In 1996, the Small Business Job Protection Act made significant changes to Subchapter S of the Internal Revenue Code (the Code). Among the changes were provisions allowing certain banks and bank holding companies to elect to be treated as S corporations for federal tax purposes. Many banks and bank holding companies have taken advantage of this opportunity to eliminate the entity-level tax that is otherwise applicable to corporations under the Code and instead pass income and loss through pro rata to their shareholders.
Subchapter S imposes limitations on how many and what type of individuals or entities may own stock in an S corporation. Therefore, well-advised shareholders of companies electing S corporation status put in place buy-sell or other shareholder agreements restricting stock transfers. These provisions protect companies from inadvertent termination of their S corporation status by prohibiting and invalidating any sale or other transfer of company stock to persons or entities who are ineligible as S corporation shareholders or who would cause the number of shareholders to exceed the permitted maximum.
Because of the application of certain banking laws, the shareholder agreements of bank holding companies are likely to be finite in duration. Pursuant to the Bank Holding Company Act of 1956 (the BHC Act), a shareholder agreement can in some cases be considered a “company” and thereby subject shareholders to undesirable regulatory scrutiny and filing requirements. In a Board Interpretation of Section 2(b) of the BHC Act, the Board of Governors of the Federal Reserve (the Board) advised that shareholder agreements with certain features, including termination within 25 years, would not be treated as companies under the BHC Act. Therefore, shareholder agreements typically include termination dates 25 years or less from the time of execution so as to fit within the Board’s safe harbor.
When bank holding companies that elect S corporation status see their shareholder agreements terminate, the restrictions on stock transfers in such agreements which protect a company’s S corporation status will also terminate. In such cases, shareholders would be free to transfer shares without regard to the eligibility of the transferee to hold S corporation stock or the number of existing shareholders. Under Subchapter S, such a transfer could cause an immediate termination of S corporation status.
Termination of S corporation status generally means an immediate return to taxation at both the entity and shareholder level, along with a prohibition on re-electing S corporation status within the next 5 years. While there are relief measures under Subchapter S that can help mitigate the consequences of an inadvertent termination, it can be a time-consuming, administratively difficult, and expensive process. Prevention is therefore the best course of action.

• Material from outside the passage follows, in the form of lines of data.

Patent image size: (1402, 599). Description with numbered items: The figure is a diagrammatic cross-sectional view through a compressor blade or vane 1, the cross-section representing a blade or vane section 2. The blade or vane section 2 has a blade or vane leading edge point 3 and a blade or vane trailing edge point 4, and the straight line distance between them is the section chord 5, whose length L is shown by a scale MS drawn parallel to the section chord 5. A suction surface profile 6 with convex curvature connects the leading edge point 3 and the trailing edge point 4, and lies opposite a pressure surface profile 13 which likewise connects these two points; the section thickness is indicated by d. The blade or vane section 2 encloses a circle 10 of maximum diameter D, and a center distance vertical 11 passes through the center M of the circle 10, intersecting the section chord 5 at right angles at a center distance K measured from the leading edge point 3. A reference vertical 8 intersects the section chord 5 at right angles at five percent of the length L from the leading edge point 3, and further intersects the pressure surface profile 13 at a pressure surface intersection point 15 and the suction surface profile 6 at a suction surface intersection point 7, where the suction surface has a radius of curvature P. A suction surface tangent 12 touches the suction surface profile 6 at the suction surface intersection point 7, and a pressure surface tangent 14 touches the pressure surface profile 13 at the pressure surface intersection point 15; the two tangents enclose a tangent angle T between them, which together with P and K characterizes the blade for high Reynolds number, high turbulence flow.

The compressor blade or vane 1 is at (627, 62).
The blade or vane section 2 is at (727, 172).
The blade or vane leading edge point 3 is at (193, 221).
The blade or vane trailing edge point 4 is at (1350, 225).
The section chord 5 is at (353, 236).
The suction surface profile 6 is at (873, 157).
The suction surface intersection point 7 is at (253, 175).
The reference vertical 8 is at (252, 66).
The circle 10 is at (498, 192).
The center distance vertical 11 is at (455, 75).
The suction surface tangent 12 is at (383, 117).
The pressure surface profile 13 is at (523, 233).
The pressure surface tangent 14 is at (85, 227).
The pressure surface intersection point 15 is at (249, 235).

Depending on the facts and circumstances particular to your company, there are several ways to maintain existing restrictions and strengthen the protections against inadvertent termination of S corporation status going forward, including renewal of an existing shareholder agreement, the incorporation of restrictive provisions into other governing documents, and coordinating shareholder approval and ratification.
Bank holding companies’ shareholder agreements typically expire within 25 years, and when they do, their provisions which protect against termination of S corporation status also expire. Plan ahead to protect your S corporation status. Solutions can be addressed at appropriate times prior to the expiration of current restrictions.